Over the reals we have:

$\left(x + 1\right) \left(x + 2\right) \left({x}^{2} + 4\right) = 0$

Over the complex numbers we have:

$\left(x + 1\right) \left(x + 2\right) \left(x - 2 i\right) \left(x + 2 i\right) = 0$

#### Explanation:

Given:

$f \left(x\right) = {x}^{4} + 3 {x}^{3} + 6 {x}^{2} + 12 x + 8$

Note that:

$f \left(- 1\right) = 1 - 3 + 6 - 12 + 8 = 0$

So $x = - 1$ is a zero and $x + 1$ a factor:

${x}^{4} + 3 {x}^{3} + 6 {x}^{2} + 12 x + 8 = \left(x + 1\right) \left({x}^{3} + 2 {x}^{2} + 4 x + 8\right)$

Note that in the remaining cubic, the ratio of the first to the second term is the same as that of the third to the fourth term. So this cubic will factor by grouping:

${x}^{3} + 2 {x}^{2} + 4 x + 8 = \left({x}^{3} + 2 {x}^{2}\right) + \left(4 x + 8\right)$

$\textcolor{w h i t e}{{x}^{3} + 2 {x}^{2} + 4 x + 8} = {x}^{2} \left(x + 2\right) + 4 \left(x + 2\right)$

$\textcolor{w h i t e}{{x}^{3} + 2 {x}^{2} + 4 x + 8} = \left({x}^{2} + 4\right) \left(x + 2\right)$

Note that the remaining quadratic is always positive for real values of $x$. So it has no real zeros and no linear factors with real coefficients.

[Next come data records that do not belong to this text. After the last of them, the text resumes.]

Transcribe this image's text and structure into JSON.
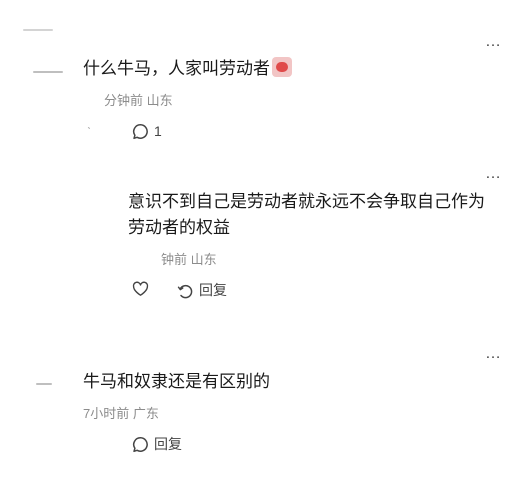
{
  "comments": [
    {
      "text": "什么牛马，人家叫劳动者",
      "meta": "分钟前 山东",
      "reply_count": "1",
      "more": "…"
    },
    {
      "text_line1": "意识不到自己是劳动者就永远不会争取自己作为",
      "text_line2": "劳动者的权益",
      "meta": "钟前 山东",
      "reply_label": "回复",
      "more": "…"
    },
    {
      "text": "牛马和奴隶还是有区别的",
      "meta": "7小时前 广东",
      "reply_label": "回复",
      "more": "…"
    }
  ],
  "icons": {
    "more": "more-dots-icon",
    "comment": "comment-bubble-icon",
    "like": "heart-icon",
    "reply": "reply-arrow-icon",
    "emoji": "laughing-emoji-icon"
  }
}
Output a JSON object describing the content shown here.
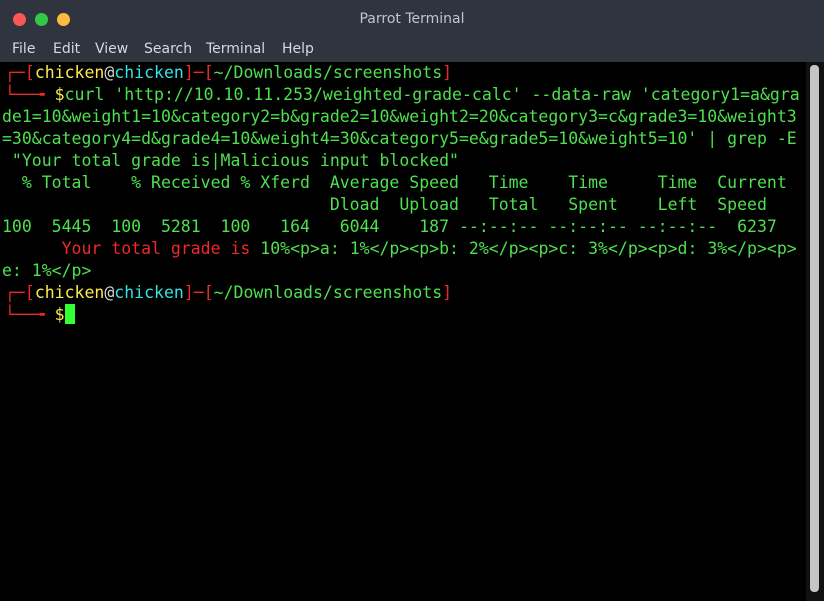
{
  "window": {
    "title": "Parrot Terminal"
  },
  "menu": [
    "File",
    "Edit",
    "View",
    "Search",
    "Terminal",
    "Help"
  ],
  "prompt": {
    "user": "chicken",
    "at": "@",
    "host": "chicken",
    "path": "~/Downloads/screenshots",
    "symbol": "$"
  },
  "output": {
    "cmd_line1": "curl 'http://10.10.11.253/weighted-grade-calc' --data-raw 'category1=a&gra",
    "cmd_line2": "de1=10&weight1=10&category2=b&grade2=10&weight2=20&category3=c&grade3=10&weight3",
    "cmd_line3": "=30&category4=d&grade4=10&weight4=30&category5=e&grade5=10&weight5=10' | grep -E",
    "cmd_line4": " \"Your total grade is|Malicious input blocked\"",
    "header1": "  % Total    % Received % Xferd  Average Speed   Time    Time     Time  Current",
    "header2": "                                 Dload  Upload   Total   Spent    Left  Speed",
    "stats": "100  5445  100  5281  100   164   6044    187 --:--:-- --:--:-- --:--:--  6237",
    "result_indent": "      ",
    "result_red": "Your total grade is",
    "result_rest1": " 10%<p>a: 1%</p><p>b: 2%</p><p>c: 3%</p><p>d: 3%</p><p>",
    "result_rest2": "e: 1%</p>"
  },
  "colors": {
    "terminal_bg": "#000000",
    "prompt_bracket": "#ef2929",
    "prompt_user": "#fce94f",
    "prompt_host": "#34e2e2",
    "output_green": "#4ee04e",
    "cursor": "#33ff33",
    "titlebar": "#2f343f"
  }
}
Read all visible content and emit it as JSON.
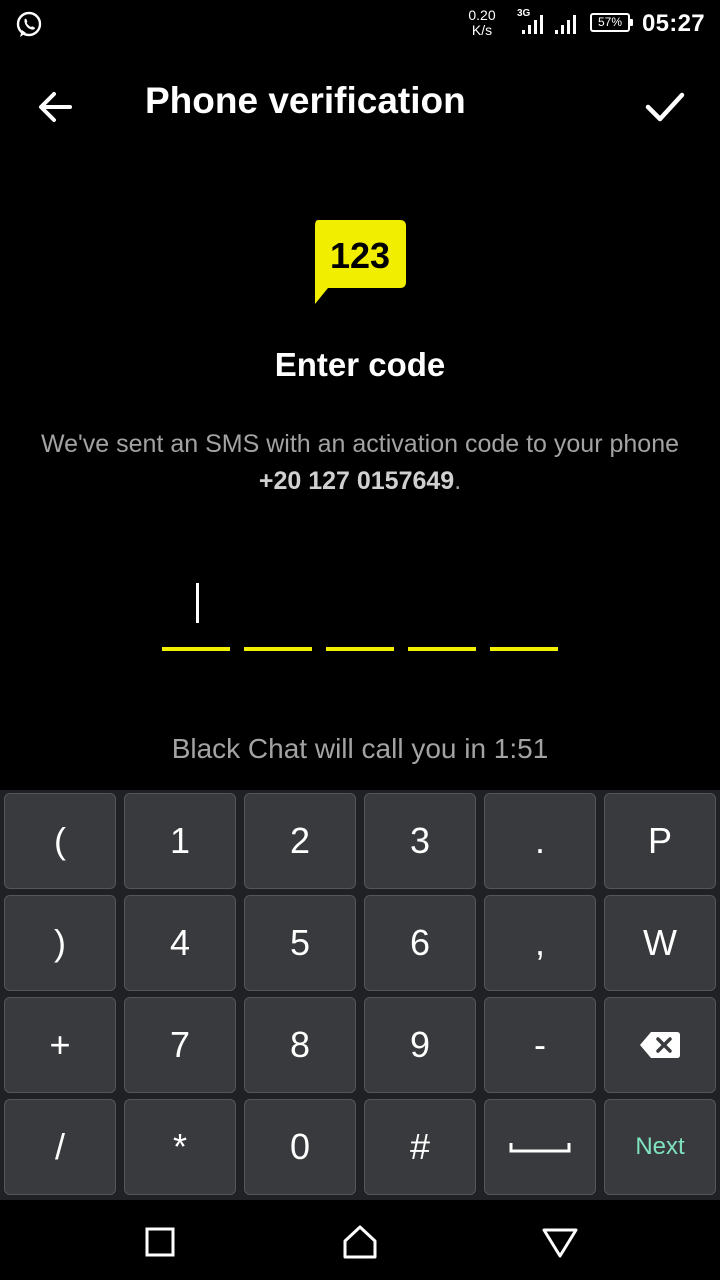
{
  "status_bar": {
    "speed_value": "0.20",
    "speed_unit": "K/s",
    "network_type": "3G",
    "battery_percent": "57%",
    "time": "05:27"
  },
  "app_bar": {
    "title": "Phone verification",
    "back_icon": "arrow-left-icon",
    "confirm_icon": "check-icon"
  },
  "content": {
    "icon_text": "123",
    "heading": "Enter code",
    "desc_prefix": "We've sent an SMS with an activation code to your phone ",
    "phone_number": "+20 127 0157649",
    "desc_suffix": ".",
    "code_digits": 5,
    "call_note": "Black Chat will call you in 1:51"
  },
  "keyboard": {
    "rows": [
      [
        "(",
        "1",
        "2",
        "3",
        ".",
        "P"
      ],
      [
        ")",
        "4",
        "5",
        "6",
        ",",
        "W"
      ],
      [
        "+",
        "7",
        "8",
        "9",
        "-",
        "backspace-icon"
      ],
      [
        "/",
        "*",
        "0",
        "#",
        "space-icon",
        "Next"
      ]
    ]
  },
  "colors": {
    "accent_yellow": "#f2ee00",
    "next_key": "#7fe3c0",
    "muted_text": "#a3a3a3"
  },
  "nav_bar": {
    "icons": [
      "recents-square-icon",
      "home-icon",
      "back-triangle-icon"
    ]
  }
}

So factored completely over the real numbers we have:

${x}^{4} + 3 {x}^{3} + 6 {x}^{2} + 12 x + 8 = \left(x + 1\right) \left(x + 2\right) \left({x}^{2} + 4\right)$

If we allow the use of complex numbers, then note that:

${\left(2 i\right)}^{2} = 4 {i}^{2} = - 4$

So:

${x}^{2} + 4 = {x}^{2} - {\left(2 i\right)}^{2} = \left(x - 2 i\right) \left(x + 2 i\right)$

So factored completely over the complex numbers we have:

${x}^{4} + 3 {x}^{3} + 6 {x}^{2} + 12 x + 8 = \left(x + 1\right) \left(x + 2\right) \left(x - 2 i\right) \left(x + 2 i\right)$